That’s a hard question to answer, because I feel like so much of what I do is insanely surreal, and there are times when I have to step back and go, “Wait, I get to hang out with Amy Poehler all day?” Or like, “I see Rob Lowe every single day of my life? That’s insane.” Or just, I don’t know, I’m fighting some sort of mutant fish on The Middleman. There’s really insane stuff that I’ve gotten to do. So I feel like there are too many to answer. It depends on the day. There are just so many crazy, interesting things I’ve gotten to do. I haven’t gotten to, I don’t know, present a Nobel Peace Prize. But it’s never too late. We’ll see.
AVC: I would think it would be a little weird to hang out with Rob Lowe and Fred Savage all the time.
NM: It’s great. It’s super-fun and then it becomes an everyday work thing, and then for a second you sort of zone out and go, “Wait, what? This is my life?”
AVC: You knew who they were when you were a kid, and then you’re just part of the gang.
NM: Exactly. It’s very strange.
9. What embarrassing phase did you go through?
NM: Oh, boy. A lot. I legit did the ’90s baby T-shirt and JNCO jeans look, like gigantic JNCO jeans, Baby-G watch, puka-shell choker necklace thing. That was a thing I did.
I have this picture of me wearing this tiny little Sailor Moon T-shirt and big JNCO pants. And I think I had braces. And I thought that was like the coolest possible outfit.

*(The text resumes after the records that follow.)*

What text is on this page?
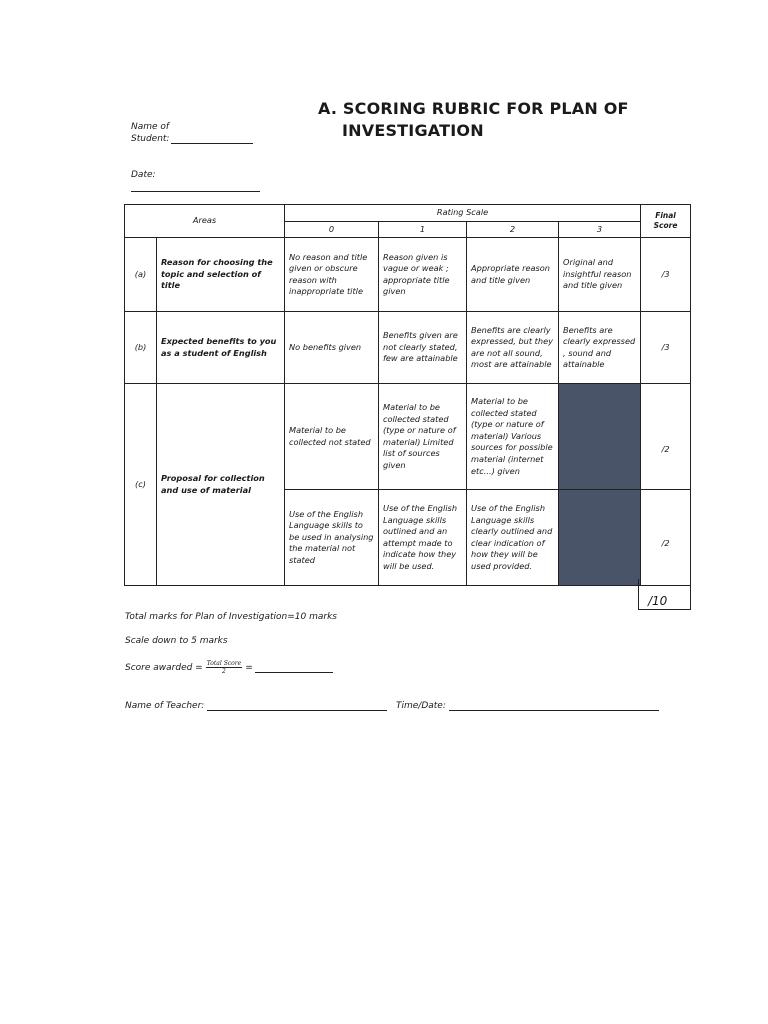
A. SCORING RUBRIC FOR PLAN OF
INVESTIGATION
Name of
Student:
Date:
Areas		Rating Scale				Final Score
		0	1	2	3	
(a)	Reason for choosing the topic and selection of title	No reason and title given or obscure reason with inappropriate title	Reason given is vague or weak ; appropriate title given	Appropriate reason and title given	Original and insightful reason and title given	/3
(b)	Expected benefits to you as a student of English	No benefits given	Benefits given are not clearly stated, few are attainable	Benefits are clearly expressed, but they are not all sound, most are attainable	Benefits are clearly expressed , sound and attainable	/3
(c)	Proposal for collection and use of material	Material to be collected not stated	Material to be collected stated (type or nature of material) Limited list of sources given	Material to be collected stated (type or nature of material) Various sources for possible material (internet etc...) given		/2
		Use of the English Language skills to be used in analysing the material not stated	Use of the English Language skills outlined and an attempt made to indicate how they will be used.	Use of the English Language skills clearly outlined and clear indication of how they will be used provided.		/2
/10
Total marks for Plan of Investigation=10 marks
Scale down to 5 marks
Score awarded = $\frac{\text{Total Score}}{2}$ =
Name of Teacher:	Time/Date:
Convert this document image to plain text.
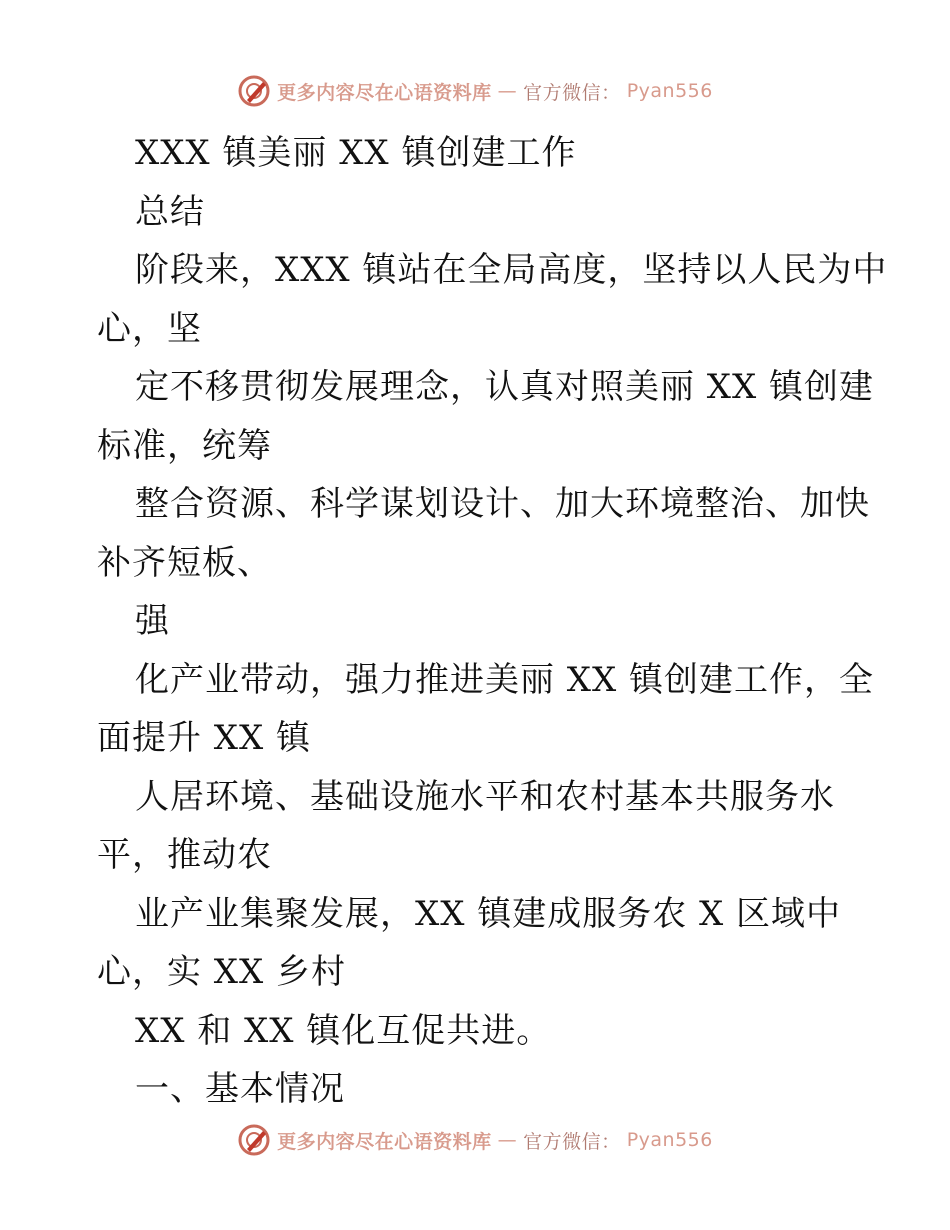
更多内容尽在心语资料库 — 官方微信： Pyan556
XXX 镇美丽 XX 镇创建工作
总结
阶段来，XXX 镇站在全局高度，坚持以人民为中
心，坚
定不移贯彻发展理念，认真对照美丽 XX 镇创建
标准，统筹
整合资源、科学谋划设计、加大环境整治、加快
补齐短板、
强
化产业带动，强力推进美丽 XX 镇创建工作，全
面提升 XX 镇
人居环境、基础设施水平和农村基本共服务水
平，推动农
业产业集聚发展，XX 镇建成服务农 X 区域中
心，实 XX 乡村
XX 和 XX 镇化互促共进。
一、基本情况
更多内容尽在心语资料库 — 官方微信： Pyan556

AVC: Do you know how big the JNCOs were?
NM: God, I wish. It was not the size of the waist but the size of the width of the cuff, which is insane. I don’t remember how big they were. They weren’t like the absurdly big ones but they were very big. I remember my grandmother being like, “Why?”
AVC: You know you can still get those, but they’re really expensive on eBay.

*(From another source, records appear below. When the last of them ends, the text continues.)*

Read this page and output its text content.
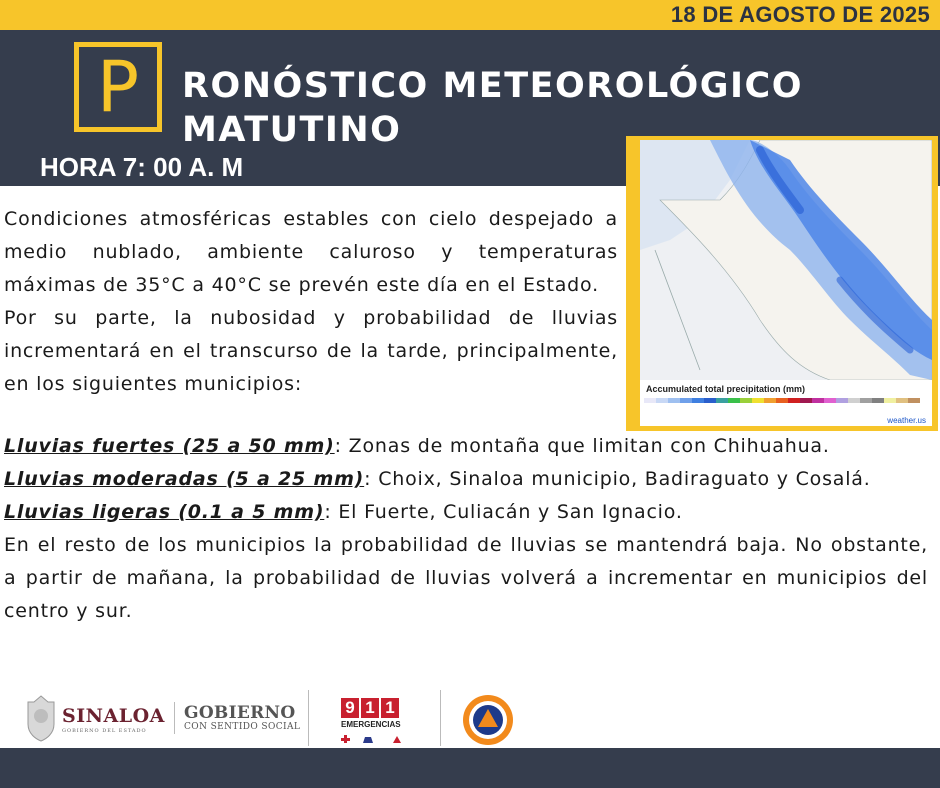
18 DE AGOSTO DE 2025
P	RONÓSTICO METEOROLÓGICO
MATUTINO
HORA 7: 00 A. M
Accumulated total precipitation (mm)
weather.us

Condiciones atmosféricas estables con cielo despejado a medio nublado, ambiente caluroso y temperaturas máximas de 35°C a 40°C se prevén este día en el Estado.

Por su parte, la nubosidad y probabilidad de lluvias incrementará en el transcurso de la tarde, principalmente, en los siguientes municipios:

Lluvias fuertes (25 a 50 mm): Zonas de montaña que limitan con Chihuahua.

Lluvias moderadas (5 a 25 mm): Choix, Sinaloa municipio, Badiraguato y Cosalá.

Lluvias ligeras (0.1 a 5 mm): El Fuerte, Culiacán y San Ignacio.

En el resto de los municipios la probabilidad de lluvias se mantendrá baja. No obstante, a partir de mañana, la probabilidad de lluvias volverá a incrementar en municipios del centro y sur.

SINALOA
GOBIERNO DEL ESTADO
GOBIERNO
CON SENTIDO SOCIAL
9 1 1
EMERGENCIAS
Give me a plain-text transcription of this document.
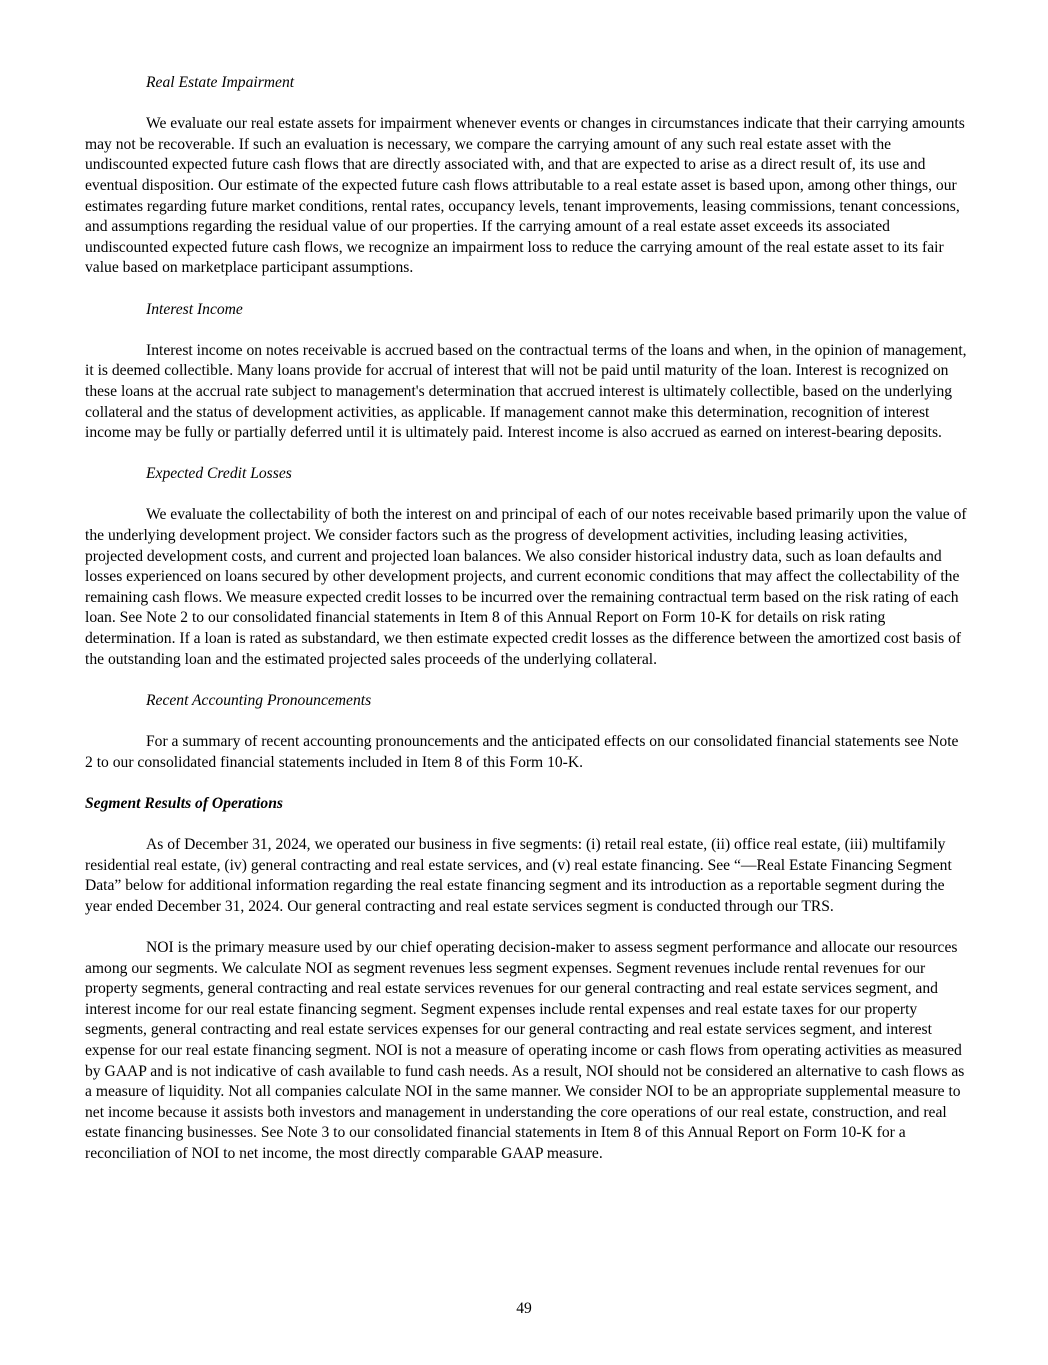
Real Estate Impairment

We evaluate our real estate assets for impairment whenever events or changes in circumstances indicate that their carrying amounts may not be recoverable. If such an evaluation is necessary, we compare the carrying amount of any such real estate asset with the undiscounted expected future cash flows that are directly associated with, and that are expected to arise as a direct result of, its use and eventual disposition. Our estimate of the expected future cash flows attributable to a real estate asset is based upon, among other things, our estimates regarding future market conditions, rental rates, occupancy levels, tenant improvements, leasing commissions, tenant concessions, and assumptions regarding the residual value of our properties. If the carrying amount of a real estate asset exceeds its associated undiscounted expected future cash flows, we recognize an impairment loss to reduce the carrying amount of the real estate asset to its fair value based on marketplace participant assumptions.

Interest Income

Interest income on notes receivable is accrued based on the contractual terms of the loans and when, in the opinion of management, it is deemed collectible. Many loans provide for accrual of interest that will not be paid until maturity of the loan. Interest is recognized on these loans at the accrual rate subject to management's determination that accrued interest is ultimately collectible, based on the underlying collateral and the status of development activities, as applicable. If management cannot make this determination, recognition of interest income may be fully or partially deferred until it is ultimately paid. Interest income is also accrued as earned on interest-bearing deposits.

Expected Credit Losses

We evaluate the collectability of both the interest on and principal of each of our notes receivable based primarily upon the value of the underlying development project. We consider factors such as the progress of development activities, including leasing activities, projected development costs, and current and projected loan balances. We also consider historical industry data, such as loan defaults and losses experienced on loans secured by other development projects, and current economic conditions that may affect the collectability of the remaining cash flows. We measure expected credit losses to be incurred over the remaining contractual term based on the risk rating of each loan. See Note 2 to our consolidated financial statements in Item 8 of this Annual Report on Form 10-K for details on risk rating determination. If a loan is rated as substandard, we then estimate expected credit losses as the difference between the amortized cost basis of the outstanding loan and the estimated projected sales proceeds of the underlying collateral.

Recent Accounting Pronouncements

For a summary of recent accounting pronouncements and the anticipated effects on our consolidated financial statements see Note 2 to our consolidated financial statements included in Item 8 of this Form 10-K.

Segment Results of Operations

As of December 31, 2024, we operated our business in five segments: (i) retail real estate, (ii) office real estate, (iii) multifamily residential real estate, (iv) general contracting and real estate services, and (v) real estate financing. See “—Real Estate Financing Segment Data” below for additional information regarding the real estate financing segment and its introduction as a reportable segment during the year ended December 31, 2024. Our general contracting and real estate services segment is conducted through our TRS.

NOI is the primary measure used by our chief operating decision-maker to assess segment performance and allocate our resources among our segments. We calculate NOI as segment revenues less segment expenses. Segment revenues include rental revenues for our property segments, general contracting and real estate services revenues for our general contracting and real estate services segment, and interest income for our real estate financing segment. Segment expenses include rental expenses and real estate taxes for our property segments, general contracting and real estate services expenses for our general contracting and real estate services segment, and interest expense for our real estate financing segment. NOI is not a measure of operating income or cash flows from operating activities as measured by GAAP and is not indicative of cash available to fund cash needs. As a result, NOI should not be considered an alternative to cash flows as a measure of liquidity. Not all companies calculate NOI in the same manner. We consider NOI to be an appropriate supplemental measure to net income because it assists both investors and management in understanding the core operations of our real estate, construction, and real estate financing businesses. See Note 3 to our consolidated financial statements in Item 8 of this Annual Report on Form 10-K for a reconciliation of NOI to net income, the most directly comparable GAAP measure.

49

NM: I think it’s gotten to the point in my life where I would probably wear those again now. I think it’s cool again now. Maybe.
AVC: My brother and I always wonder how much money it would take for one of us to wear them, say, backstage at a music festival and just pretend like it was no big deal. A lot, probably.

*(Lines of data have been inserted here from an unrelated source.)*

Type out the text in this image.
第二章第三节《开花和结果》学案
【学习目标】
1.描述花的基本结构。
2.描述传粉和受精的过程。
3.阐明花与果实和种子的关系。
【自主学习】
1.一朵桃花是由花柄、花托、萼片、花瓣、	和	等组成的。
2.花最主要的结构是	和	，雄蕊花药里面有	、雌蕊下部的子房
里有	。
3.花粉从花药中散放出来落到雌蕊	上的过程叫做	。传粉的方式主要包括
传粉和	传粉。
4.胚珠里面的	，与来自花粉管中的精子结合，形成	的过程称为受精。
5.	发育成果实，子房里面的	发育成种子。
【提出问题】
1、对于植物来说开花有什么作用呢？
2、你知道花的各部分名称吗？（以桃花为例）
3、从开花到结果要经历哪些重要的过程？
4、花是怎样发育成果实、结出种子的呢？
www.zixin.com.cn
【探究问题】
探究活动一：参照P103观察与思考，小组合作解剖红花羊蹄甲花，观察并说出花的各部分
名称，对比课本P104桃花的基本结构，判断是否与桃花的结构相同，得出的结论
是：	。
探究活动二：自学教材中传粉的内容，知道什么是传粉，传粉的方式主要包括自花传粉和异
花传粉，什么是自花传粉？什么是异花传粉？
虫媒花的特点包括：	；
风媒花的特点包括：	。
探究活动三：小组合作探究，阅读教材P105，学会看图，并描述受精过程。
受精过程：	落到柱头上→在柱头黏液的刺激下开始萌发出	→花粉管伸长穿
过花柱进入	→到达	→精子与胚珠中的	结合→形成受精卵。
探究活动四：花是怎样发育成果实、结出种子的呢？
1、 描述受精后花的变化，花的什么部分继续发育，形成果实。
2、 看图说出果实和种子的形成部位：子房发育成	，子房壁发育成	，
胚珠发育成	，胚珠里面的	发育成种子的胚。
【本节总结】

NM: It would not take a lot for me to do that. I would one-hundred percent do that for free.
AVC: We also talk about those wide-wale corduroys where people would cut them and put patches down the side.
NM: Yeah. I never did that, but oof.
No, I had JNCOs for sure. And Airwalks.
10. Have you ever stolen anything and if so, what?
NM: No. Well, I guess technically yes. I’ve walked out of stores a few times with things that I’m holding, and then I run back and return them and the person behind the counter is always like, “Why? You could’ve just left.” It’ll be a hair thing or something small that I absentmindedly had in my hand.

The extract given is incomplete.